As it sits right now...I have 9 cords already cut for 2012 winter, and am  working on 2013 winters wood now. Its better to have too much than to run short.


----------



## PapaDave (Mar 19, 2012)

Got to this one late, but here's my $.04.
Started burning winter of '06 and was told I'd probably need about 5 cord. I think we used about 4-4.5, but also used the furnace a bit.
Since then, we've used about 4.5 cord/yr. using an older stove in a ranch that could use better insulation in the attic.This year.......well, as has almost everyone else, we've used less than the normal.
That amount is about 3.5 cord so far, with some colder temps coming back in a few days. I think we'll be around 4. Saves work for this winter, moving wood into the shed. I may put more than normal in there in anticipation of an un-normal winter.
I have a bunch of stuff I need to get cut up, but I fear the ticks will suck my veins dry.  Anything I cut this year will be for 2014.
Keep cuttin'!


----------



## ScotO (Mar 20, 2012)

swagler85 said:


> OK so this past year was my first year burning wood. I live in NE Ohio and we had a fairly mild winter. I live in an 1100 sq ft ranch with a Country Hearth 2500 in the basement. This year I burned some wood that was not seasoned quite enough mixed in with what I had seasoned. I would guess I burned 3-5 cords but I didnt really measure as I added to it a few times throughout the winter cutting and splitting some standing dead trees. This year we kept the house around the 68 degree range. House is insulated and has newer windows so its pretty tight. My question from all of you seasoned burners is how much would should I expect to go through. Currenlty have 5 cord CSS and another cord or so that is cut but still needs split and stacked.

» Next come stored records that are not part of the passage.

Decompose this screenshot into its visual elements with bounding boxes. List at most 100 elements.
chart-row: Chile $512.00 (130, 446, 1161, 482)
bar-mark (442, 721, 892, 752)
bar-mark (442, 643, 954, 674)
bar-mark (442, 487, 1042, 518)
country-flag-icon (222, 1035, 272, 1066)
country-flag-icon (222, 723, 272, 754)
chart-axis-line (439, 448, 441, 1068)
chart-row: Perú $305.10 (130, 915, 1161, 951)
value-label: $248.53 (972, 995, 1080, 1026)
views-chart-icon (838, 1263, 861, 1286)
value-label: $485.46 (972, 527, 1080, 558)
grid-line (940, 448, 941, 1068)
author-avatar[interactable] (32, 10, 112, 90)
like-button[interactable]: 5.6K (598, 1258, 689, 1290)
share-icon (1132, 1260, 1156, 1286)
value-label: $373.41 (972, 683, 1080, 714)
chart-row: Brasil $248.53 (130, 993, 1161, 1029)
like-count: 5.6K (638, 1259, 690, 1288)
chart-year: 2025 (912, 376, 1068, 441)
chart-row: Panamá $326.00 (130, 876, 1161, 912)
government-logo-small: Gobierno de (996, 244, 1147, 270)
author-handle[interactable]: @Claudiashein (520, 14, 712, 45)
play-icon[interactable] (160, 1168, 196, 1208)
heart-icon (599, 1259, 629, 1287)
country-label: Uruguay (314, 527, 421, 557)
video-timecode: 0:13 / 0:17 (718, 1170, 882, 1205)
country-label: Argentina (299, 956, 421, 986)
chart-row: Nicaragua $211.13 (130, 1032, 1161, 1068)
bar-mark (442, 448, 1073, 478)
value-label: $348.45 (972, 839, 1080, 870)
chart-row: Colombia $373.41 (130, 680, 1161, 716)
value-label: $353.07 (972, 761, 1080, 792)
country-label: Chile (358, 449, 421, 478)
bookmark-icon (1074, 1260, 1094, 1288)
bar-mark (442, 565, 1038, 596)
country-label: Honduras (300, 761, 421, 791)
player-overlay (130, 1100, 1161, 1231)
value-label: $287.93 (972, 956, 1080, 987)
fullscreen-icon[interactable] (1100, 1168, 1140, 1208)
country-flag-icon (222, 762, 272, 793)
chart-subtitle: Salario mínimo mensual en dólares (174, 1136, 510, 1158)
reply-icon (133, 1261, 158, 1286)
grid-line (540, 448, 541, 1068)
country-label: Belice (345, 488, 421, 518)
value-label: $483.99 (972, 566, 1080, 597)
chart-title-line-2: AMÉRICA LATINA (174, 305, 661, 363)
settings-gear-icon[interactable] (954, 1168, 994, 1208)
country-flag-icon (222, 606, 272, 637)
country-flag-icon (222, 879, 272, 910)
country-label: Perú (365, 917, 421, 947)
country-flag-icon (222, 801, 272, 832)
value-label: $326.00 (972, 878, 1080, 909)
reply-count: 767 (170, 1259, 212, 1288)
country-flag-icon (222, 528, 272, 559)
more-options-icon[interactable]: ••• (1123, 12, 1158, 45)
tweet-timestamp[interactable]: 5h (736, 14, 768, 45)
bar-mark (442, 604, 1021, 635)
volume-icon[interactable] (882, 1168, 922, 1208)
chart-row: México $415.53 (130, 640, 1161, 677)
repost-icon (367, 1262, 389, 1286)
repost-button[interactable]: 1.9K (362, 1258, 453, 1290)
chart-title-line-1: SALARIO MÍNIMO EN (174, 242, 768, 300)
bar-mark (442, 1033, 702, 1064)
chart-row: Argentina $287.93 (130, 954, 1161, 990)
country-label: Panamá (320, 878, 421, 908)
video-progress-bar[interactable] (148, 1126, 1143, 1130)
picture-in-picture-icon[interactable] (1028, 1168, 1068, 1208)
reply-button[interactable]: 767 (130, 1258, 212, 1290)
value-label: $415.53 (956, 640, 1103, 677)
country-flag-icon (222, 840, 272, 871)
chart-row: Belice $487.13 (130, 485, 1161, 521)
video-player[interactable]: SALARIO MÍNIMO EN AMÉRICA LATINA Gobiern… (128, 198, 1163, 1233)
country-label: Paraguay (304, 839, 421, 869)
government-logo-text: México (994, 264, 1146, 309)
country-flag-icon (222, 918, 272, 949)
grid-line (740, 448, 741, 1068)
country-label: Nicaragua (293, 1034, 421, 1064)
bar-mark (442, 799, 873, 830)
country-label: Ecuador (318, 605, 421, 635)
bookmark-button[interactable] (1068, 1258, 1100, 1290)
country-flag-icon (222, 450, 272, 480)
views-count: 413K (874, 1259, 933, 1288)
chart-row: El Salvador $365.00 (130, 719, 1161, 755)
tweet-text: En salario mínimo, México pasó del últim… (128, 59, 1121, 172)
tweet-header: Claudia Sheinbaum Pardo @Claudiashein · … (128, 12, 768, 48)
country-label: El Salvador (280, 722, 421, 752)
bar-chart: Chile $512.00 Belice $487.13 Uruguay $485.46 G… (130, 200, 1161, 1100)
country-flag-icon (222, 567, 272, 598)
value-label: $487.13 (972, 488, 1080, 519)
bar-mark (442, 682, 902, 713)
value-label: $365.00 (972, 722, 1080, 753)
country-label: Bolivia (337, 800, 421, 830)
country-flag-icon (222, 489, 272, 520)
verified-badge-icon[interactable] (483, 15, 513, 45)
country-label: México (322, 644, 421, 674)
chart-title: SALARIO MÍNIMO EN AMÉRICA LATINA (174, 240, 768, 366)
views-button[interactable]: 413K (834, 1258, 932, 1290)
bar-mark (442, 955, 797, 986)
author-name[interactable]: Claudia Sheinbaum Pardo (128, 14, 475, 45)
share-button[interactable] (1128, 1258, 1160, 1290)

From looking around the forums here it looks like peoplpe are burning 3-4 cords, that just seems liek its not enough. Any thoughts?


Welcome to the club!   As you will soon find out,  it pays to have at least two years' worth c/s/s at any given time.  I keep three years worth, but two would suffice.  Best to let your wood season as long as possible for best burning results.  So, my two cents is get as much as you can, get it split as split as soon as you can, and get it stacked and top-covered.


----------